Kompas.com - 08/11/2021, 05:05 WIB
Anda bisa menjadi kolumnis !
Kriteria (salah satu): akademisi, pekerja profesional atau praktisi di bidangnya, pengamat atau pemerhati isu-isu strategis, ahli/pakar di bidang tertentu, budayawan/seniman, aktivis organisasi nonpemerintah, tokoh masyarakat, pekerja di institusi pemerintah maupun swasta, mahasiswa S2 dan S3. Cara daftar baca di sini

BERITANYA lumayan membetot perhatian public kemaritiman nasional. Jelas membetot perhatian. Karena, yang diberitakan adalah ditandatanganinya kerja sama antara Indonesia Investment Authority (INA) dan Dubai Ports World (DP World).

Jarang-jarang bisnis pelabuhan dibicarakan oleh sebuah institusi nasional di luar kementerian terkait, yaitu Kementerian Perhubungan dan Kementerian BUMN. Sementara, di sisi lain, mitranya merupakan salah satu operator pelabuhan global yang cukup terkenal.

Hanya saja, kedua entitas ini memiliki sejumlah catatan yang perlu diketahui umum dan catatan ini tidak sepenuhnya menggembirakan.  Sehingga, kerja sama yang sedang ditempa di antara mereka bisa-bisa berujung boncos bagi operator pelabuhan yang akan mereka kembangkan – dalam hal ini PT Pelabuhan Indonesia atau Pelindo – karena kelemahan yang ada di kedua belah pihak yang akan diurai dalam karangan ini.

Dan, bagi bangsa ini, kelemahan itu akan menghambat keinginannya yang lama terpendam untuk menghadirkan layanan pelabuhan yang efisien, efektif dan berbiaya murah kepada pengguna jasa. Cita-cita ini akhirnya akan menjadi ‘jauh panggang dari api’.

 Baca juga: Gaet Perusahaan Dubai, INA Jalin Kemitraan Senilai Rp 106,5 Triliun

Namun, perlu digarisbawahi bahwa tulisan ini tidak hendak mengumbar antipati terhadap modal/investasi asing dalam bisnis pelabuhan domestik karena saya sepenuhnya memahami keterbatasan sumber dana lokal, khususnya APBN, bagi pengembangan pelabuhan.

Tulisan ini mencoba kritis terhadap investasi asing yang dapat saja berakhir buntung bagi bangsa ini. Apalagi dalam bisnis pelabuhan yang merupakan infrastruktur strategis bagi sebuah negara. Cilakanya, sudah ada beberapa contoh negara yang mengundang investor asing masuk ke dalam sektor pelabuhannya dan berakhir menyedihkan.

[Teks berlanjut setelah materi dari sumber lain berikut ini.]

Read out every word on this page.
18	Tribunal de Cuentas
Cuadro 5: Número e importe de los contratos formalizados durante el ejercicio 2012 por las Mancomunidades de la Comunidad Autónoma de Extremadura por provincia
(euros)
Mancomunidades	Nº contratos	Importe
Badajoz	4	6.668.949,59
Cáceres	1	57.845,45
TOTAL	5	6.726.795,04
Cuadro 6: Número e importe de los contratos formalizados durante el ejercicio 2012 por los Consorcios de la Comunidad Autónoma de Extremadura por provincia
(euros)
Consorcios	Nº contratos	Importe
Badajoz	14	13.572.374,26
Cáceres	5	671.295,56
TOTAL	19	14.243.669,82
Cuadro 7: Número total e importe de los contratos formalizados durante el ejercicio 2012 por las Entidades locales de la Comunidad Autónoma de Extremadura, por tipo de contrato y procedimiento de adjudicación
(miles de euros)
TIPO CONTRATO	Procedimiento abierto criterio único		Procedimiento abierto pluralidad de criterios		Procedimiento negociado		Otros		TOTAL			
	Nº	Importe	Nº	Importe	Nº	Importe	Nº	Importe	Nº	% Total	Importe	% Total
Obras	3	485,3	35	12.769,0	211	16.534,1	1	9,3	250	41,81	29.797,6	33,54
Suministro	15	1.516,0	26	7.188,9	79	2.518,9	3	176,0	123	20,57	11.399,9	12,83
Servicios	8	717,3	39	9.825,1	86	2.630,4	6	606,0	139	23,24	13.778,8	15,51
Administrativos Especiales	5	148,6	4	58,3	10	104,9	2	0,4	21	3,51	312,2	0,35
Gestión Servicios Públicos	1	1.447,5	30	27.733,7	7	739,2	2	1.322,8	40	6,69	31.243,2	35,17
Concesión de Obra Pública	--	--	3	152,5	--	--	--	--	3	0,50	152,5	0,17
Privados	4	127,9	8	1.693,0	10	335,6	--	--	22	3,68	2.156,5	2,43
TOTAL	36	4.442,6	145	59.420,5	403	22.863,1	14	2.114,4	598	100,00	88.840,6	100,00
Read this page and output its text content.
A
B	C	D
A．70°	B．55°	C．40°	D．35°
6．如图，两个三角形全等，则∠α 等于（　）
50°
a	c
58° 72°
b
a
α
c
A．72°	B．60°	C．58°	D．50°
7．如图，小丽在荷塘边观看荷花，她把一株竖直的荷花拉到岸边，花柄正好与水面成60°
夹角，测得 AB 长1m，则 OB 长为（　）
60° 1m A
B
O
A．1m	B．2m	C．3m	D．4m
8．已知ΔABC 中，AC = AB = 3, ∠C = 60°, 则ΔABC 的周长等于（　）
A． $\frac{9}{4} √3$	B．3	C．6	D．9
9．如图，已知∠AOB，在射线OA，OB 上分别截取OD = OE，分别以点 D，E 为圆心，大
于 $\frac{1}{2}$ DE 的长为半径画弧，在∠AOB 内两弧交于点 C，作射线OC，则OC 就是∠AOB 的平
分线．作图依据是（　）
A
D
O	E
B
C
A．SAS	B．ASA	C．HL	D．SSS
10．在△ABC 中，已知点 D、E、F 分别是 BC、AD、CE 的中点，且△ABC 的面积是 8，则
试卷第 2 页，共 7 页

Catatan seputar INA & DP World

Merespons langkah yang dilakukan oleh Indonesia Investment Authority (INA), media melaporkan bahwa Pelindo tengah melakukan penjajakan dengan lembaga dimaksud terkait pelabuhan-pelabuhan mana saja yang potensial untuk dikembangkan dan diusahakan.

Dari penjajakan ini diharapkan bakal ada pelabuhan kelolaan BUMN ini yang siap dikerjasamakan dengan mitra strategis melalui perantaraan INA. Lembaga ini memang melakukan usaha perantaraan – bahasa kerennya intermediacy atau broking business – antara pemodal dan mereka-mereka yang membutuhkan modal. 

INA merupakan lembaga pengelola sovereign wealth fund-nya Indonesia. Secara teori dana yang ia salurkan merupakan kelebihan pendapatan negara yang khusus disisihkan untuk investasi dalam bidang usaha yang ber-yield tinggi. Tetapi dalam prakteknya INA lebih aktif mencari dana/investasi dari pihak ketiga utamanya dari luar negeri.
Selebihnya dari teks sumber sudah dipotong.